22 408
Wijziging van de artikelen 5 en 9 van Boek 1 van het Burgerlijk Wetboek en in verband daarmede van enige andere artikelen van dit Wetboek

nr. 19
AMENDEMENT VAN HET LID DITTRICH

Ontvangen 28 mei 1996

De ondergetekende stelt het volgende amendement voor:

Artikel I, onderdeel C, wordt vervangen door:

C. Artikel 9 wordt als volgt gewijzigd:

1. In het eerste lid wordt de zinsnede «of op de in het verkeer gebruikelijke wijze aan de hare te doen voorafgaan» vervangen door: of die te doen volgen op haar eigen geslachtsnaam.

2. Toegevoegd wordt een derde lid, dat luidt:

3. Het eerste en tweede lid zijn van overeenkomstige toepassing ten aanzien van de man die gehuwd is of gehuwd is geweest en niet is hertrouwd.

Toelichting

Het is een maatschappelijk gebruik dat sommige gehuwde vrouwen hun geslachtsnaam achter die van hun echtgenoot plaatsen met een verbindingsstreepje ertussen. De regering biedt in artikel 9 B.W. een zelfde mogelijkheid aan de gehuwde man. Hierdoor ontstaat een vreemde situatie. Mevrouw A, die gehuwd is met meneer B, mag zich B-A noemen. En meneer B mag zich A-B noemen. Dit stuivertje wisselen is verwarrend.

Het amendement geeft de man en de vrouw de mogelijkheid achter de eigen geslachtsnaam die van de partner te voeren met een verbindingsstreepje ertussen.

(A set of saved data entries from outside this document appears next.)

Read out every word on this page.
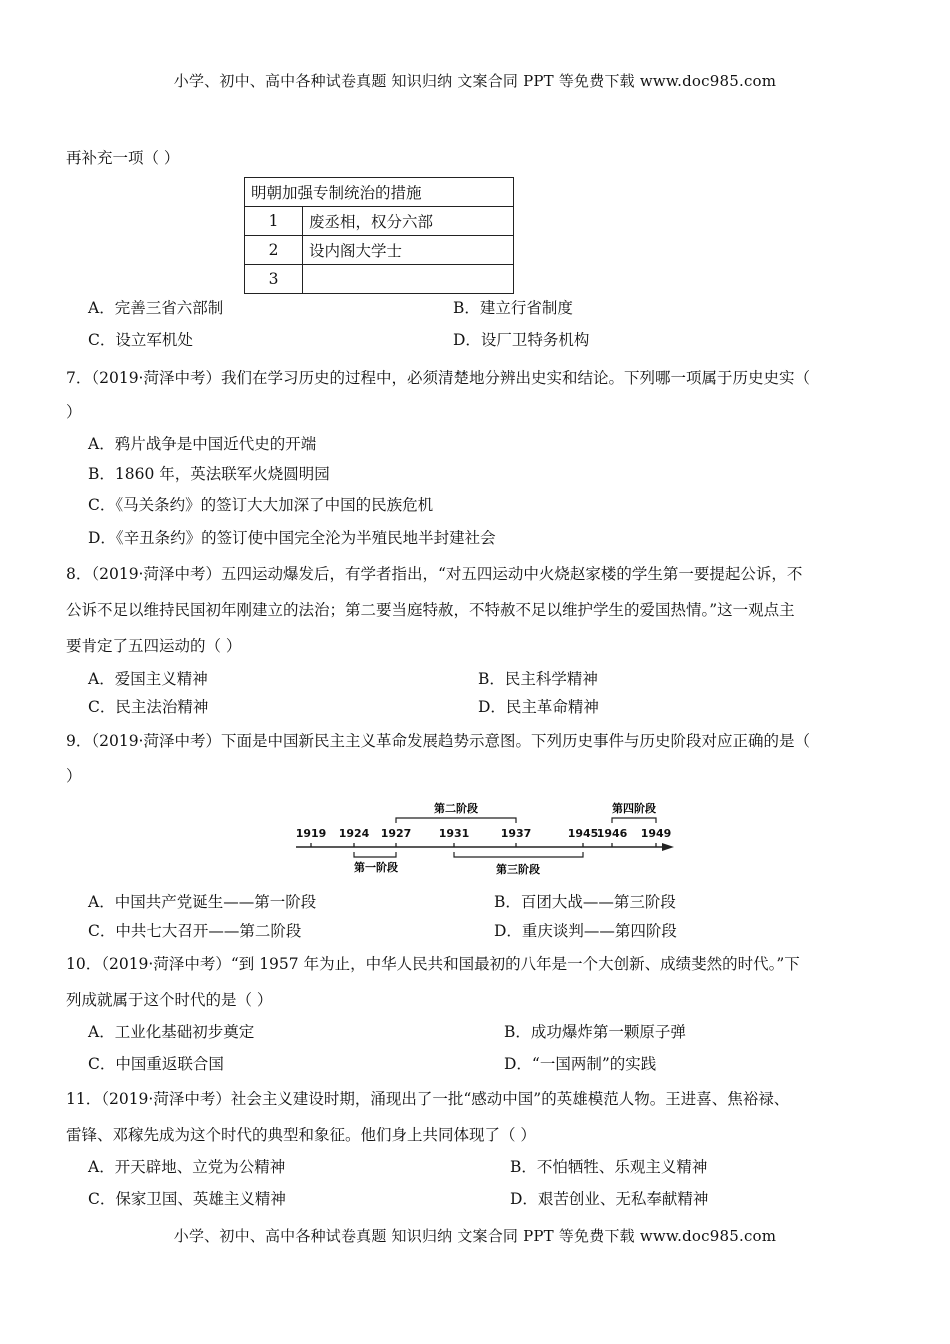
小学、初中、高中各种试卷真题 知识归纳 文案合同 PPT 等免费下载 www.doc985.com
再补充一项（ ）
明朝加强专制统治的措施	
1	废丞相，权分六部
2	设内阁大学士
3	
A．完善三省六部制	B．建立行省制度
C．设立军机处	D．设厂卫特务机构
7．（2019·菏泽中考）我们在学习历史的过程中，必须清楚地分辨出史实和结论。下列哪一项属于历史史实（
）
A．鸦片战争是中国近代史的开端
B．1860 年，英法联军火烧圆明园
C．《马关条约》的签订大大加深了中国的民族危机
D．《辛丑条约》的签订使中国完全沦为半殖民地半封建社会
8．（2019·菏泽中考）五四运动爆发后，有学者指出，“对五四运动中火烧赵家楼的学生第一要提起公诉，不
公诉不足以维持民国初年刚建立的法治；第二要当庭特赦，不特赦不足以维护学生的爱国热情。”这一观点主
要肯定了五四运动的（ ）
A．爱国主义精神	B．民主科学精神
C．民主法治精神	D．民主革命精神
9．（2019·菏泽中考）下面是中国新民主主义革命发展趋势示意图。下列历史事件与历史阶段对应正确的是（
）
1919 1924 1927 1931	1937	1945
1946 1949
第二阶段	第四阶段
第一阶段	第三阶段
A．中国共产党诞生——第一阶段	B．百团大战——第三阶段
C．中共七大召开——第二阶段	D．重庆谈判——第四阶段
10．（2019·菏泽中考）“到 1957 年为止，中华人民共和国最初的八年是一个大创新、成绩斐然的时代。”下
列成就属于这个时代的是（ ）
A．工业化基础初步奠定	B．成功爆炸第一颗原子弹
C．中国重返联合国	D．“一国两制”的实践
11．（2019·菏泽中考）社会主义建设时期，涌现出了一批“感动中国”的英雄模范人物。王进喜、焦裕禄、
雷锋、邓稼先成为这个时代的典型和象征。他们身上共同体现了（ ）
A．开天辟地、立党为公精神	B．不怕牺牲、乐观主义精神
C．保家卫国、英雄主义精神	D．艰苦创业、无私奉献精神
小学、初中、高中各种试卷真题 知识归纳 文案合同 PPT 等免费下载 www.doc985.com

Vrouwen die er de voorkeur aan geven de geslachtsnaam van hun echtgenoot te blijven voeren voorafgaand aan hun eigen geslachtsnaam, kunnen dit blijven doen op grond van het maatschappelijk gebruik. Een wettelijke grondslag is daar niet voor nodig gelijk de situatie was tot 1970.